La Cité des enfants perdus de Jean-Pierre Jeunet
(1995)
Second et dernier film du fameux duo Jeunet/Caro (troisième si l'on compte leur génial Bunker de la dernière rafale qui, en terme de mise en scène et d'ambiance, met la pâté à bon nombre de films post-apocalyptiques) après le génial Delicatessen qui s'imposait comme une œuvre atypique dans un cinéma français en train de régresser en terme de diversité. La Cité des enfants perdus était donc le projet qui allait, ou non, confirmer le talent du duo pour proposer à la fois le charme et la maîtrise qui faisait la force de leur précédent métrage, mais aussi un renouvellement obligatoire qui permettrait à Delicatessen de ne pas passer pour un coup de chance. Heureusement, ce second film tient de façon brillante ses promesses, avec notamment un script encore plus dingue dans l'esprit, et une patte visuelle indéniable. Pour autant, s'il y a bien un défaut dans cet excellent film, c'est bien évidemment son scénario qui tente une aventure plus grande en terme d'ampleur.
Certes, l'univers présenté est génial sur de nombreux points et les très bonnes idées s'accumulent (l'oncle-cerveau, les clones, les puces, les voleurs d'enfants, etc...) mais force est de constater qu'il manque une réelle implication émotionnelle pour convaincre totalement. Là où, dans
Delicatessen, on souhaitait vraiment voir le couple braver la tyrannie du boucher, on est ici devant une recherche d'un petit frère qui importe finalement très peu, et tout ce qui a trait à la fameuse Cité paraît vraiment hors-propos, d'autant que la finalité est bâclé en l'espace de quelques minutes (et je ne parle même pas du personnage de l'Original qui ne sert finalement pas à grand chose). Néanmoins, l'univers en lui même possède tellement de charme qu'on adhère tout de même à ce récit qui prend des formes de conte pour enfants visuellement très osé, ou comment faire rencontrer l'imagerie steampunk, la folie du cinéma de Terry Gilliam et l'ambiance du réalisme poétique français. Dans un tel univers, on crée des machines pour faire des rêves (et quelqu'un d'extérieur peut même rentrer dedans en se connectant, coucou Christopher Nolan
), on utilise les puces comme instrument de mort, les aveugles et sourds se regroupent dans un marché noir de kidnapping, les enfants parlent comme Jean Gabin et les personnages rencontrés sont des plus étonnants.
La direction artistique de Marc Caro fait encore une fois des merveilles, et le travail fourni sur ce point vaut à lui tout seul la vision du film.

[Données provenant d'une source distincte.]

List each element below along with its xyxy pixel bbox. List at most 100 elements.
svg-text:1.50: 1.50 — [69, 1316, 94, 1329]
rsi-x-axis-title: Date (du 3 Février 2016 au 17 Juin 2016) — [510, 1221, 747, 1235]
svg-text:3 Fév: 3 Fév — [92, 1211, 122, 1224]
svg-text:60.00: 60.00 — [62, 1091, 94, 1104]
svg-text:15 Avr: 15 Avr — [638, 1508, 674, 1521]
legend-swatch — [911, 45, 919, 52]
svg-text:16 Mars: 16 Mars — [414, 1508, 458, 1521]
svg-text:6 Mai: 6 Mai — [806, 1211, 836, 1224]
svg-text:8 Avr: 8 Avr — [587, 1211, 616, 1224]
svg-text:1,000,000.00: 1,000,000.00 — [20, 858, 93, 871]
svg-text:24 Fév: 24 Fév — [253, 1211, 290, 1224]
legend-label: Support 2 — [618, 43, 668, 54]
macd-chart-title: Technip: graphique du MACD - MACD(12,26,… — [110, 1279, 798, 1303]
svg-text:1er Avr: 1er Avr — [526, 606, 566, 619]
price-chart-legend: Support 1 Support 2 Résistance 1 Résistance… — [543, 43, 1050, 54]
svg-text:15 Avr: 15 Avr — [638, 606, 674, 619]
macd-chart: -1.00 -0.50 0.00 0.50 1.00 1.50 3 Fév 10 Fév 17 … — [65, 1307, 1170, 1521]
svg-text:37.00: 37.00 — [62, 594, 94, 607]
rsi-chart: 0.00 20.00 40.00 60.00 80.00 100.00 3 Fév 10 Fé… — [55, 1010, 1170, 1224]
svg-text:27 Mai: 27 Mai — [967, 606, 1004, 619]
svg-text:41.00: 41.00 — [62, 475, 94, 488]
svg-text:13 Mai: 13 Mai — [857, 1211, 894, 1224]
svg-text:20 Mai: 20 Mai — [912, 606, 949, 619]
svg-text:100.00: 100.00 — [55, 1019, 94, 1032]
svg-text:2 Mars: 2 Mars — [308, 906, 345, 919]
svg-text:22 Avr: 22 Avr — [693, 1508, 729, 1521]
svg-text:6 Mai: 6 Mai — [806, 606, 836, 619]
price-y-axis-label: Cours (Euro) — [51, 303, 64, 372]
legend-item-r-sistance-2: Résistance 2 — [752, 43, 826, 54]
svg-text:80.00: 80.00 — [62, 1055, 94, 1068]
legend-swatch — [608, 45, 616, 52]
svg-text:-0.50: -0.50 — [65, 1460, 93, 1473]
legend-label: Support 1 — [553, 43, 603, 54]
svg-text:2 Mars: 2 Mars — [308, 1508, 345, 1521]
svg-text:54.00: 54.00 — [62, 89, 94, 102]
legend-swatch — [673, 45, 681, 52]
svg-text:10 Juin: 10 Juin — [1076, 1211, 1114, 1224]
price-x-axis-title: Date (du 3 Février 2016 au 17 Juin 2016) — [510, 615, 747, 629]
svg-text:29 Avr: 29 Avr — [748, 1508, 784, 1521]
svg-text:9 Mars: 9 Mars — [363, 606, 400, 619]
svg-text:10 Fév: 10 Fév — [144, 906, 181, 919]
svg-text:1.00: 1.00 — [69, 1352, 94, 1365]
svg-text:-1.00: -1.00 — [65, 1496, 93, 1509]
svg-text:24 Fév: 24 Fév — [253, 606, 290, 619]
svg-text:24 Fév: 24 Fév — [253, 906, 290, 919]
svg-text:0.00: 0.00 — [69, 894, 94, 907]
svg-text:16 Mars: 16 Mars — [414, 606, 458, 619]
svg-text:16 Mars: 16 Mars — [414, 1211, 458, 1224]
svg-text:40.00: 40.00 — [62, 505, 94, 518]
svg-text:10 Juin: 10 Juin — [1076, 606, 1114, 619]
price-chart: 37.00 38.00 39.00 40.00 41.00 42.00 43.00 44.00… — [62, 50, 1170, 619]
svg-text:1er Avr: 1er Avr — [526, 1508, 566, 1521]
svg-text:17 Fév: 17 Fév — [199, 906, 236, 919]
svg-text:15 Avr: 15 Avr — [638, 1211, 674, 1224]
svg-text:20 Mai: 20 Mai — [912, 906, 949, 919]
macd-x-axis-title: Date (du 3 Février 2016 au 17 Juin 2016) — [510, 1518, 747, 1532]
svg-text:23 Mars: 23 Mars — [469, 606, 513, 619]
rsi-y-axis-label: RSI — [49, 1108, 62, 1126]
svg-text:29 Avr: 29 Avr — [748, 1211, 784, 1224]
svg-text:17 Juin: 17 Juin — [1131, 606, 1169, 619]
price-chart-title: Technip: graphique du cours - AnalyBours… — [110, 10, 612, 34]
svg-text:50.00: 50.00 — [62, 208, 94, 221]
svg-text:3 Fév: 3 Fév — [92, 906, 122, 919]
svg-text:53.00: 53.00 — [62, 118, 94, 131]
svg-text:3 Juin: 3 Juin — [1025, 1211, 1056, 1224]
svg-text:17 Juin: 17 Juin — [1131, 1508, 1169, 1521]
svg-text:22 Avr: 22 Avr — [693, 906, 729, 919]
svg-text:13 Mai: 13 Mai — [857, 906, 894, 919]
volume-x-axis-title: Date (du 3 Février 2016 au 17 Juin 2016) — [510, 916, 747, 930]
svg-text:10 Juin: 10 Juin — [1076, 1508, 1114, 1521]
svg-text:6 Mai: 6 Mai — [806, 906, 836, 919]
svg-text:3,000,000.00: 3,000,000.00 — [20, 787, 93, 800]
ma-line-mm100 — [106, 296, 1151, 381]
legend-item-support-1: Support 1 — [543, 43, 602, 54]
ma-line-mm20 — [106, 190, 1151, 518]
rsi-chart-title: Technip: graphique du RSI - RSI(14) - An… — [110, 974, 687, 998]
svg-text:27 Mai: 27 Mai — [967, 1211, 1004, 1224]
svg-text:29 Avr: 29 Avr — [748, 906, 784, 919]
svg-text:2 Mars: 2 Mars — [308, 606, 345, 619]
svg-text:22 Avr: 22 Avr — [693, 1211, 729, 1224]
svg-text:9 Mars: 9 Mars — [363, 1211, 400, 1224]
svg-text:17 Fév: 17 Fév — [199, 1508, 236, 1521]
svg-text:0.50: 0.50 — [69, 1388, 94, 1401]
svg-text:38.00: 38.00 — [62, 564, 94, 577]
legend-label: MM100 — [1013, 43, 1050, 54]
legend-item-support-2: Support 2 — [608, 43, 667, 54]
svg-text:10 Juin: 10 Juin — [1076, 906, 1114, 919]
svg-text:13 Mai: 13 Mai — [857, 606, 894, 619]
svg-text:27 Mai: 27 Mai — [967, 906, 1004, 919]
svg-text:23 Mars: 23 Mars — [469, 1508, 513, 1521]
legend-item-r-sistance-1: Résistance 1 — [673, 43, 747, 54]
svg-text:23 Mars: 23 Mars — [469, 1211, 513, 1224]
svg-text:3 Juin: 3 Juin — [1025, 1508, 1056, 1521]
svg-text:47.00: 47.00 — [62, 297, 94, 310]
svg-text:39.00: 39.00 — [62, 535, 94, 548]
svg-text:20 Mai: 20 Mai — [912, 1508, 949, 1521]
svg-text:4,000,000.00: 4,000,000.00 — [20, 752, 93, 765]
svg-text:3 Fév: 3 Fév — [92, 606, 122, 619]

Un travail sublimé par la mise en scène de Jeunet qui, non content d'offrir une expérimentation visuelle de chaque instant (excellente utilisation de la courte focale et des effets visuels) prend même le temps d'explorer des thématiques qui annonçaient déjà ses films futurs. Ainsi, difficile de ne pas penser au quatrième opus d'Alien lors de la découverte du laboratoire de la Cité, ou au Fabuleux Destin d'Amélie Poulain dans le personnage de Miette ou la séquence de la goutte d'eau qui provoque une réaction en chaîne. Enfin, la musique participe pleinement à l'ambiance générale et le casting est tout simplement excellent, avec un Ron Perlman qui trouvait l'un des ses premiers grands rôles, et une galerie de seconds rôles assez impressionnante (Pinon, Dreyfus, Rufus, Trintignant, etc...). Un excellent film qui prouvait tout le talent de Jeunet et Caro, vraiment dommage qu'ils n'aient pas continués à collaborer ensemble par la suite.